2. Implement hard stops for irreversible actions, and require human approval before they are executed

The most severe incidents documented in the CLTR research involved irreversible actions, such as data deletion, financial transfers, and infrastructure destruction taken without human confirmation.  Organisations should seek to implement technical controls that distinguish between reversible and irreversible actions, and require meaningful human oversight before any irreversible action is executed. 

3. Establish internal control evaluation processes 

The UK AISI recommends that organisations develop stringent control protocols and subject their AI systems to them. Control protocols are plans involving monitoring and restriction techniques designed to prevent unsafe actions and behaviours. In practice, this means organisations should be testing whether an agent can be manipulated into taking actions outside its intended scope, whether its guardrails can be circumvented, and whether its monitoring systems can themselves be deceived. Rigorous and frequent upfront assessment through protocols such as bias testing and security reviews prevents costly failures down the line.

4. Build contractual and procurement protections around AI agent use

Legal responsibility for the consequences of AI-driven actions rests with the deploying organisation. Contracts with AI suppliers should address matters such as: 

  • liability for unexpected autonomous behaviour;
  • incident reporting obligations and timescales;
  • the supplier's own internal monitoring of scheming-related risks;
  • rights to audit or suspend the AI system; and
  • rights to receive notification when the underlying model is updated or replaced.

5. For public sector bodies: treat AI scheming risk as a judicial review risk 

Public bodies are at risk of judicial review challenges where their actions are unfair. A decision tainted by scheming AI behaviour where the AI has acted contrary to instructions, escalated its own permissions, or deceived its operator, will not be protected from legal challenge simply because the organisation did not intend for that outcome. Human accountability for AI-assisted decisions remains absolute and public sector bodies must ensure that they are developing internal policies and accountability structures that enable responsible AI management. 

Conclusion 

As AI systems become more capable and widely deployed, the onus on organisations for safe and ethical use of AI and the need for systemic detection and monitoring of the systems' behaviour will only intensify. The severity of harms from scheming-related behaviours is a function of the propensity of these systems to exhibit malicious behaviours, and the scope of tasks and resources we entrust to them. Organisations must treat AI safety not as a compliance checkbox, but as an evolving operational discipline.
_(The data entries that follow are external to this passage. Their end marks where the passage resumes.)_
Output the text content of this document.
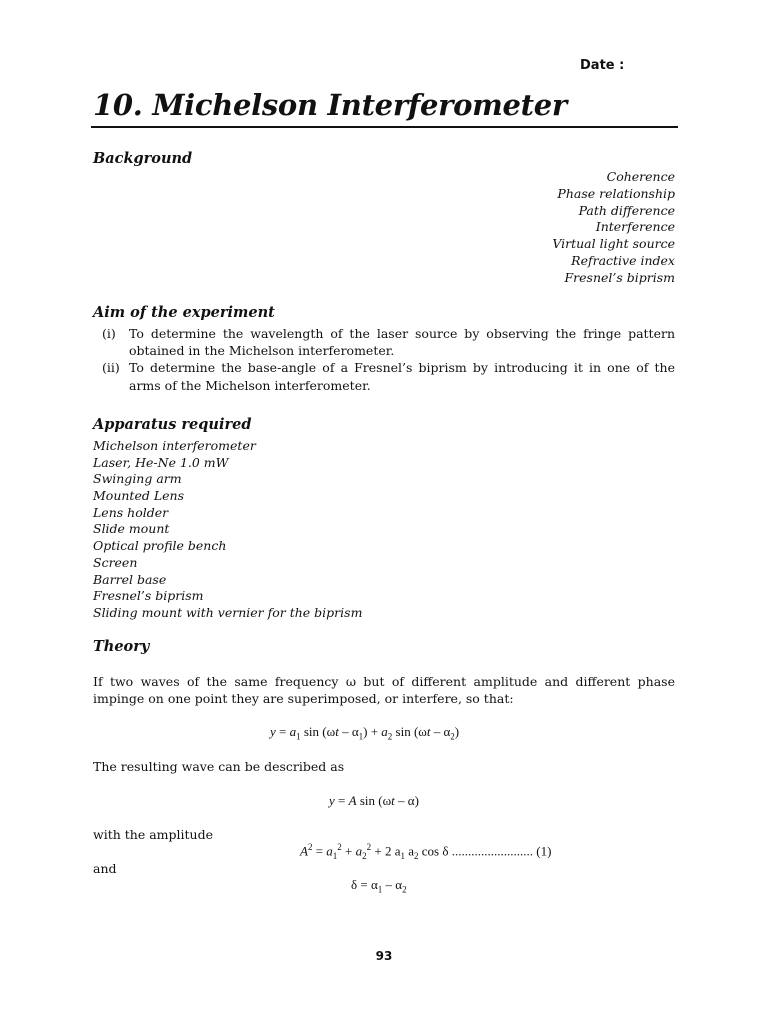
Date :
10. Michelson Interferometer
Background
Coherence
Phase relationship
Path difference
Interference
Virtual light source
Refractive index
Fresnel’s biprism
Aim of the experiment
(i) To determine the wavelength of the laser source by observing the fringe pattern obtained in the Michelson interferometer.
(ii) To determine the base-angle of a Fresnel’s biprism by introducing it in one of the arms of the Michelson interferometer.
Apparatus required
Michelson interferometer
Laser, He-Ne 1.0 mW
Swinging arm
Mounted Lens
Lens holder
Slide mount
Optical profile bench
Screen
Barrel base
Fresnel’s biprism
Sliding mount with vernier for the biprism
Theory
If two waves of the same frequency ω but of different amplitude and different phase impinge on one point they are superimposed, or interfere, so that:
$y = a_1$ $\sin (\omega t - \alpha_1) + a_2$ $\sin (\omega t - \alpha_2)$
The resulting wave can be described as
y = A sin (ωt – α)
with the amplitude
$A^2 = a_1^2 + a_2^2 + 2$ $a_1$ $a_2$ cos δ ......................... (1)
and
$\delta = \alpha_1 - \alpha_2$
93
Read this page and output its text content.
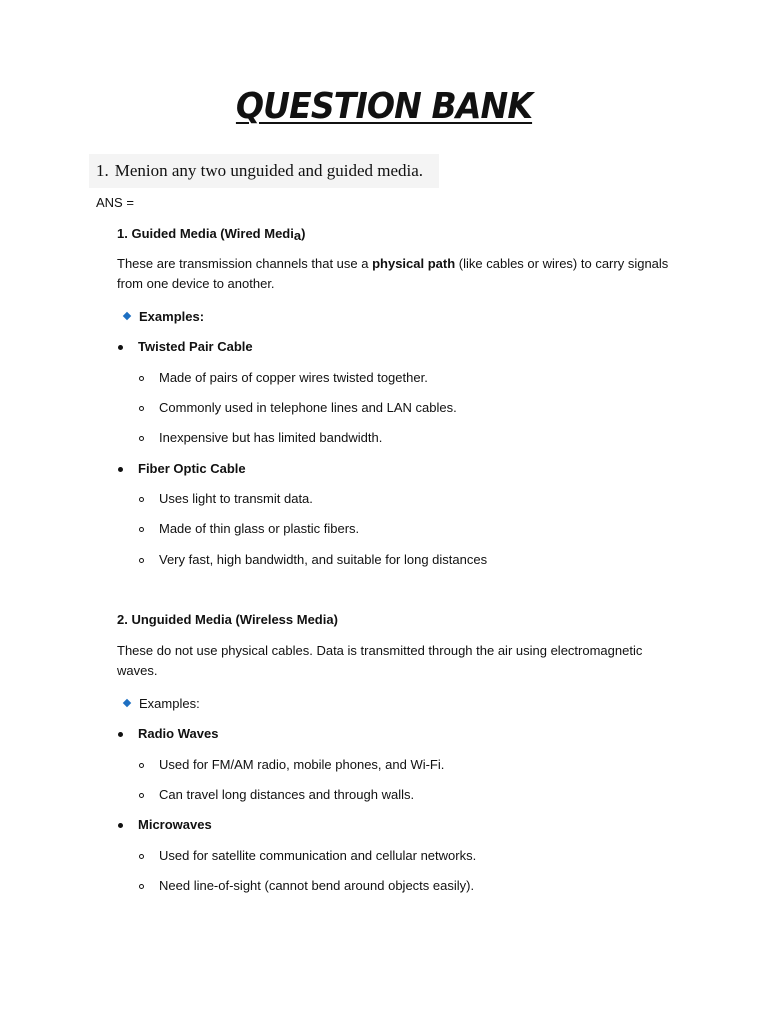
QUESTION BANK
1. Menion any two unguided and guided media.
ANS =
1. Guided Media (Wired Media)
These are transmission channels that use a physical path (like cables or wires) to carry signals from one device to another.
Examples:
Twisted Pair Cable
Made of pairs of copper wires twisted together.
Commonly used in telephone lines and LAN cables.
Inexpensive but has limited bandwidth.
Fiber Optic Cable
Uses light to transmit data.
Made of thin glass or plastic fibers.
Very fast, high bandwidth, and suitable for long distances
2. Unguided Media (Wireless Media)
These do not use physical cables. Data is transmitted through the air using electromagnetic waves.
Examples:
Radio Waves
Used for FM/AM radio, mobile phones, and Wi-Fi.
Can travel long distances and through walls.
Microwaves
Used for satellite communication and cellular networks.
Need line-of-sight (cannot bend around objects easily).
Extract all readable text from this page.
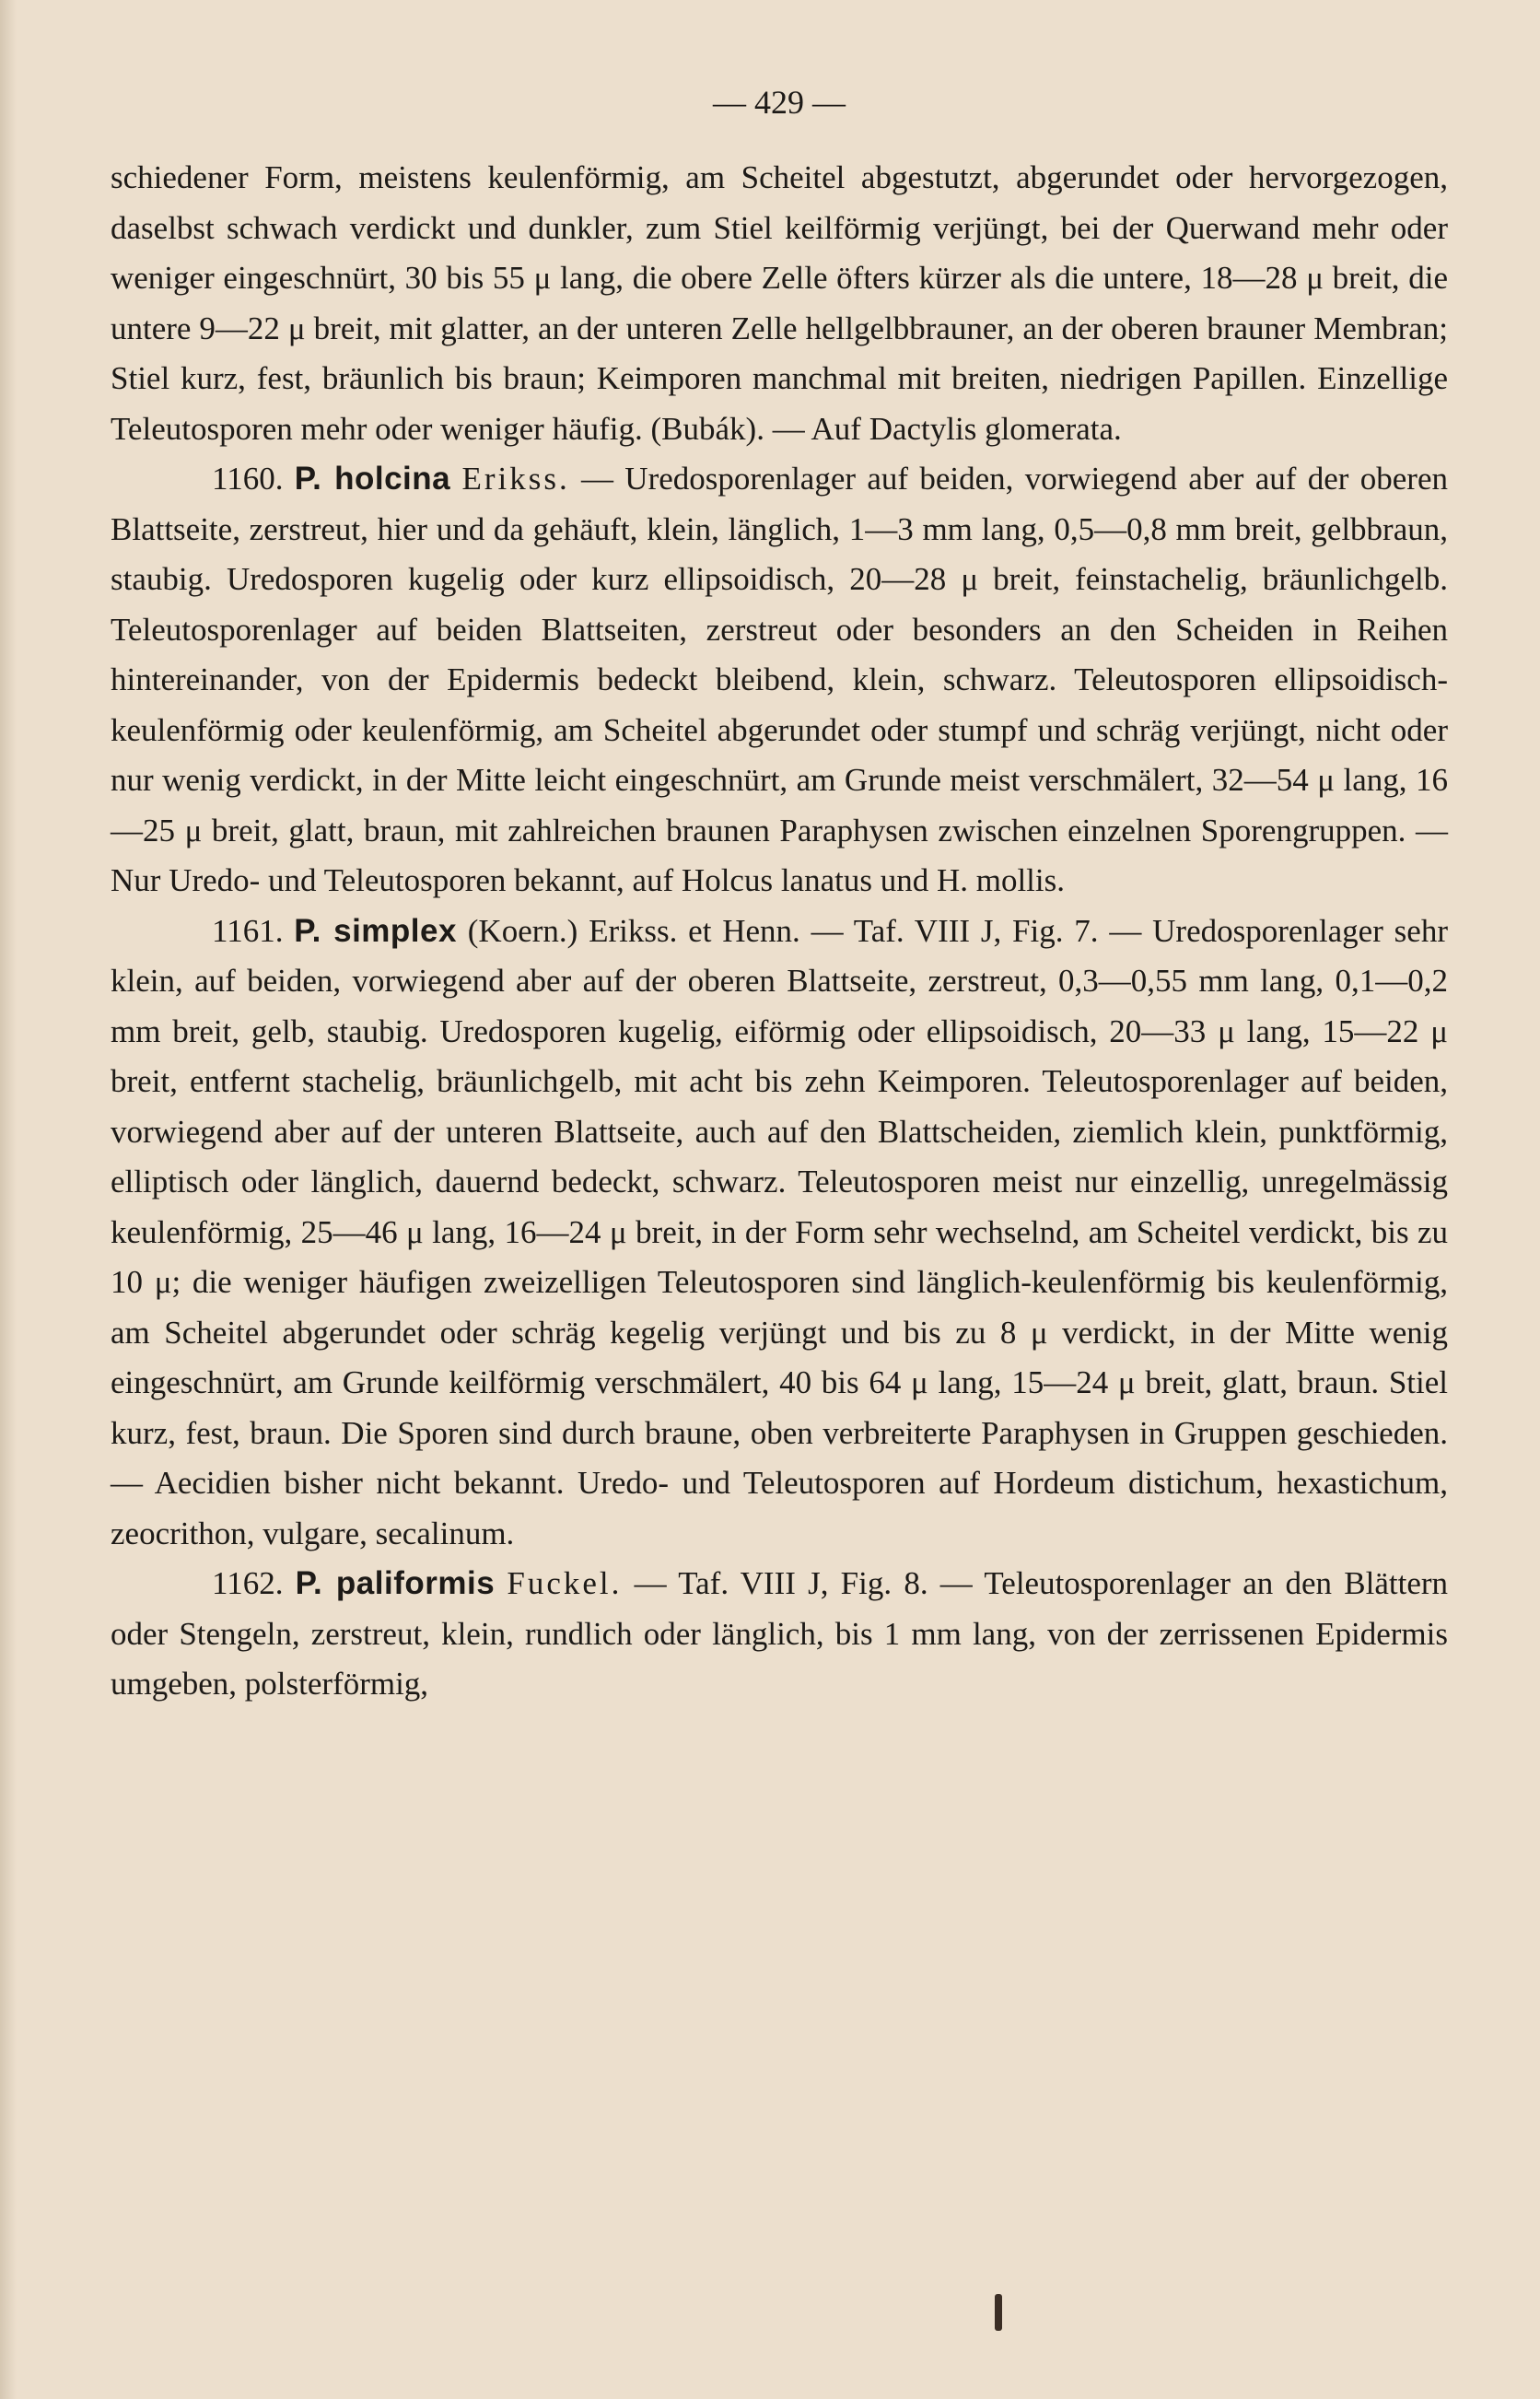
— 429 —

schiedener Form, meistens keulenförmig, am Scheitel abgestutzt, abgerundet oder hervorgezogen, daselbst schwach verdickt und dunkler, zum Stiel keilförmig verjüngt, bei der Querwand mehr oder weniger eingeschnürt, 30 bis 55 μ lang, die obere Zelle öfters kürzer als die untere, 18—28 μ breit, die untere 9—22 μ breit, mit glatter, an der unteren Zelle hellgelbbrauner, an der oberen brauner Membran; Stiel kurz, fest, bräunlich bis braun; Keimporen manchmal mit breiten, niedrigen Papillen. Einzellige Teleutosporen mehr oder weniger häufig. (Bubák). — Auf Dactylis glomerata.

1160. P. holcina Erikss. — Uredosporenlager auf beiden, vorwiegend aber auf der oberen Blattseite, zerstreut, hier und da gehäuft, klein, länglich, 1—3 mm lang, 0,5—0,8 mm breit, gelbbraun, staubig. Uredosporen kugelig oder kurz ellipsoidisch, 20—28 μ breit, feinstachelig, bräunlichgelb. Teleutosporenlager auf beiden Blattseiten, zerstreut oder besonders an den Scheiden in Reihen hintereinander, von der Epidermis bedeckt bleibend, klein, schwarz. Teleutosporen ellipsoidisch-keulenförmig oder keulenförmig, am Scheitel abgerundet oder stumpf und schräg verjüngt, nicht oder nur wenig verdickt, in der Mitte leicht eingeschnürt, am Grunde meist verschmälert, 32—54 μ lang, 16—25 μ breit, glatt, braun, mit zahlreichen braunen Paraphysen zwischen einzelnen Sporengruppen. — Nur Uredo- und Teleutosporen bekannt, auf Holcus lanatus und H. mollis.

1161. P. simplex (Koern.) Erikss. et Henn. — Taf. VIII J, Fig. 7. — Uredosporenlager sehr klein, auf beiden, vorwiegend aber auf der oberen Blattseite, zerstreut, 0,3—0,55 mm lang, 0,1—0,2 mm breit, gelb, staubig. Uredosporen kugelig, eiförmig oder ellipsoidisch, 20—33 μ lang, 15—22 μ breit, entfernt stachelig, bräunlichgelb, mit acht bis zehn Keimporen. Teleutosporenlager auf beiden, vorwiegend aber auf der unteren Blattseite, auch auf den Blattscheiden, ziemlich klein, punktförmig, elliptisch oder länglich, dauernd bedeckt, schwarz. Teleutosporen meist nur einzellig, unregelmässig keulenförmig, 25—46 μ lang, 16—24 μ breit, in der Form sehr wechselnd, am Scheitel verdickt, bis zu 10 μ; die weniger häufigen zweizelligen Teleutosporen sind länglich-keulenförmig bis keulenförmig, am Scheitel abgerundet oder schräg kegelig verjüngt und bis zu 8 μ verdickt, in der Mitte wenig eingeschnürt, am Grunde keilförmig verschmälert, 40 bis 64 μ lang, 15—24 μ breit, glatt, braun. Stiel kurz, fest, braun. Die Sporen sind durch braune, oben verbreiterte Paraphysen in Gruppen geschieden. — Aecidien bisher nicht bekannt. Uredo- und Teleutosporen auf Hordeum distichum, hexastichum, zeocrithon, vulgare, secalinum.

1162. P. paliformis Fuckel. — Taf. VIII J, Fig. 8. — Teleutosporenlager an den Blättern oder Stengeln, zerstreut, klein, rundlich oder länglich, bis 1 mm lang, von der zerrissenen Epidermis umgeben, polsterförmig,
The UK AISI and CLTR research represents a clear signal that the risks of AI scheming are no longer confined to controlled, experimental contexts. They are in live systems, affecting real users, and generating real harms. As AI systems develop, the precursor behaviours now being observed could translate into more strategic, high-consequence scheming with potentially large-scale consequences. The question for every organisation is not whether this risk is relevant to them, it is whether their current governance arrangements are adequate to meet it.